This article was published on January 10th, 2016
It’s been a year of ups and downs for filmmaker Andrew Haigh. In March, HBO execs announced they were cancelling his popular sophomore series Looking about gay men living in San Francisco, planning a finale to be aired in early 2016.
The painful decision was made, but not from Haigh’s (or the show’s) lack of creativity. In fact, HBO President Michael Lombardo, a gay man himself and self-proclaimed fan of the series, said “Looking was doing something I hadn’t seen on any other show, particularly dealing with gay lives”. In the words of another: that’s show biz, folks.
Though this did not set Haigh back on a creative front, producing what is probably the most surprisingly moving indie flick to be made this season: 45 Years that follows a heterosexual marriage as its stable foundations begin to crack ever so slightly. 2015 has been the year that Haigh shows the world that he is able to approach his subjects, be they gay men in San Fran or an elderly London couple, with an innate sense of maturity & insight about relationships far beyond his years.
Haigh’s second feature film, Weekend, spend its opening fifteen minutes in the quiet, private life of one of its title characters Russell. He attends a house party, smokes weed, assures his friend that he will go to his daughter’s birthday party, and leaves early to go to a gay club. Looking for a hook up, he meets Glen. They go back to Russell’s place, have sex, and the next morning Glen begins to interrogate Russell about the previous night’s experience for an art project.
What follows is Haigh’s revelatory study in human connection. Haigh takes pages out of films like Naked and Sunday Blood Sunday in its stark look at contemporary British life. The opening of Weeekend even evokes Schlesinger’s film: the start of a day that will change the way the characters think about the world. In Sunday Bloody, Glenda Jackson wakes up late, jumping out of bed and making instant coffee from water in the sink–the start of a bad day. Russell’s day offers similar alienation: he feels a stranger in a strange world today, longing for physical connection to convince himself that his own neuroses and insecurities are validated.
Why else would he leave the party early to go to the club? He seeks to be validated through the experience of feeling someone unknown. In 15 minutes, Haigh gives a portrait of a confused, insecure character that seems all too familiar to some of us.
Even though Haigh’s Russell is somewhat of a dishonest person, lying to friends just to keep the jolly party atmosphere for instance, when he meets Glen, the film feels to have more spark in it. Glen is the spark to Russell’s life that has been built around false advertising of himself to others.
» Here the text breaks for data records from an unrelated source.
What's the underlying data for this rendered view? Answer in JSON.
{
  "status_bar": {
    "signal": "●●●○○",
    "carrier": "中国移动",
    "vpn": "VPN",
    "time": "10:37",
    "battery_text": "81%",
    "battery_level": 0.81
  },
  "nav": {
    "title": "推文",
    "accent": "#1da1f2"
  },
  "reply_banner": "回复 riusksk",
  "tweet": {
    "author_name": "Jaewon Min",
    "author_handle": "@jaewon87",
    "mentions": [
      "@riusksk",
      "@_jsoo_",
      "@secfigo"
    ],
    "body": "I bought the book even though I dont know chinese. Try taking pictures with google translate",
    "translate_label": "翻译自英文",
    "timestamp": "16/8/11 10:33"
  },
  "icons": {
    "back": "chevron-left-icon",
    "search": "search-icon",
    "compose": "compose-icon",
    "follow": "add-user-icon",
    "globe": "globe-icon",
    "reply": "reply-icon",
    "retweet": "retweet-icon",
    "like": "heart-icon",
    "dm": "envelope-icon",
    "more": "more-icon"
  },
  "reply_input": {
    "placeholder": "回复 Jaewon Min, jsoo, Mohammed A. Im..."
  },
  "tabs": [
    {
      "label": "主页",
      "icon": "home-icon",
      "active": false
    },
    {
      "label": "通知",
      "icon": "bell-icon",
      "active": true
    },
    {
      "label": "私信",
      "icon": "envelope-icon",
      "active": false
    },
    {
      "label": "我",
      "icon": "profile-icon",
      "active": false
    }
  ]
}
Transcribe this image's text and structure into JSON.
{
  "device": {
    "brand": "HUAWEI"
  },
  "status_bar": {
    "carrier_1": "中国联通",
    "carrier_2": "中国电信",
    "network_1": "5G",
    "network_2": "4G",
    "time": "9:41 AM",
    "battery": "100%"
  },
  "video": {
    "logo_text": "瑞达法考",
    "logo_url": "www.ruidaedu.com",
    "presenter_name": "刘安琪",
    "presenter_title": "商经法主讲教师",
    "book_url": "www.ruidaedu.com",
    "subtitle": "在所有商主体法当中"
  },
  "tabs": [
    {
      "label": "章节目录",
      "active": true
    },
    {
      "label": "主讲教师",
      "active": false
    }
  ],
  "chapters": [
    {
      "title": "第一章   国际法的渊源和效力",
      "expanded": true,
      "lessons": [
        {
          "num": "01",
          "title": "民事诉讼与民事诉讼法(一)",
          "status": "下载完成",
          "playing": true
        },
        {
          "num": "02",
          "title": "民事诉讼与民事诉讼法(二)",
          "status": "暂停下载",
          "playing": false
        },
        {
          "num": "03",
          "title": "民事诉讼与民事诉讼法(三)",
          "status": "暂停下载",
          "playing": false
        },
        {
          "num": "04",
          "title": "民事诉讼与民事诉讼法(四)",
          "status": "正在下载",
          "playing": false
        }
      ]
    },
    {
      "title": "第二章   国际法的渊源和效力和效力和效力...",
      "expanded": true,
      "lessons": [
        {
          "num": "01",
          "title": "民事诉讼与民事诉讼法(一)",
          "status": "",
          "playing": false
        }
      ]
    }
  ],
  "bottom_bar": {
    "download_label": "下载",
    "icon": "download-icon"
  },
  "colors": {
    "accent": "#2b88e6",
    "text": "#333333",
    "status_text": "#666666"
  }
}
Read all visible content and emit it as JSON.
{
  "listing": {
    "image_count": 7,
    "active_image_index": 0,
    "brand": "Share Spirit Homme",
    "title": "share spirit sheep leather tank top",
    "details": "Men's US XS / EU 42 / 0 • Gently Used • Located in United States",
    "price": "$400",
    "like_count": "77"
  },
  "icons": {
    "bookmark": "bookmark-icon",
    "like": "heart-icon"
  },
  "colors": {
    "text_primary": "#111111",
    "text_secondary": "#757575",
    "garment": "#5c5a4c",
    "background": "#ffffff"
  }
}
Glen desires emotional intimacy after physical intimacy, the tape recorder he uses to force Russell to open up plays as a third character in the interrogation scene, as both men look to it knowing that what is being said on it is permanent and, therefore, must be honest.
What Haigh says about modern gay life is that people like Russell believe that emotional intimacy that follows physical intimacy is something controlled on a case-by-case basis…and on the apartment owner’s terms. Which is why Glen’s easiness of going from sex to honest pillow talk is revelatory to him. As the film goes on, Russell becomes more aware of the affect Glen is having on him, opening up about his past and even closing off details that may jeopardize Glen’s staying around.
After all, this was a one-night stand. There is the fear that most gay men have, when they hook up with someone great then goes on dates with them, which they may lose the person on the basis of the first encounter. Haigh’s characters delve deep into the other’s past & emotions, but behind their words is still a fear that where they began, a hormone-driven hookup at a sleazy gay bar, could be used as reason to not trust the relationship. Perhaps if they had met eyes in a coffee shop or shared glances at a Gap, it would be different.
But for them, and many gay men who’ve experienced similar situations, it is not.
What Weekend accomplishes is a gritty realism about modern romance that can not be found in many new films. That is that modern relationships desire a first-encounter that is not dirty or based in carnal impulses. When a relationship starts like that, it is inherent that both feel unsure of the other’s trust. At least, that is the underlying fear in Russell.
Glen, on the other hand, puts effort into trying to get to know Russell. Because of this ease, Russell wonders if Glen has done this before. Maybe so, or maybe this time, it’s different.
It is different, and Glen seems to embody the audience in his endless attempts to crack Russell while staying enigmatic himself. By the end of the film, when Glen makes the climactic decision, we feel it is best not for Glen, but for Russell. Some people just need a bit more time to be single than others.
Weekend is one of those films that is hard to forget. Haigh’s film emphasizes the subtly of human contact. In fact, one thing that is noticed upon a second viewing is the character’s breathing, especially during the sex scenes. We can understand the fear, ambivalence, and joy in each motion through just listening to their breath. Haigh has concocted beautiful sex scenes that are never overly soft-core but deeply felt and tender. The same can be said about the film itself, resonating ions of emotion days after its gut-wrenching final shot.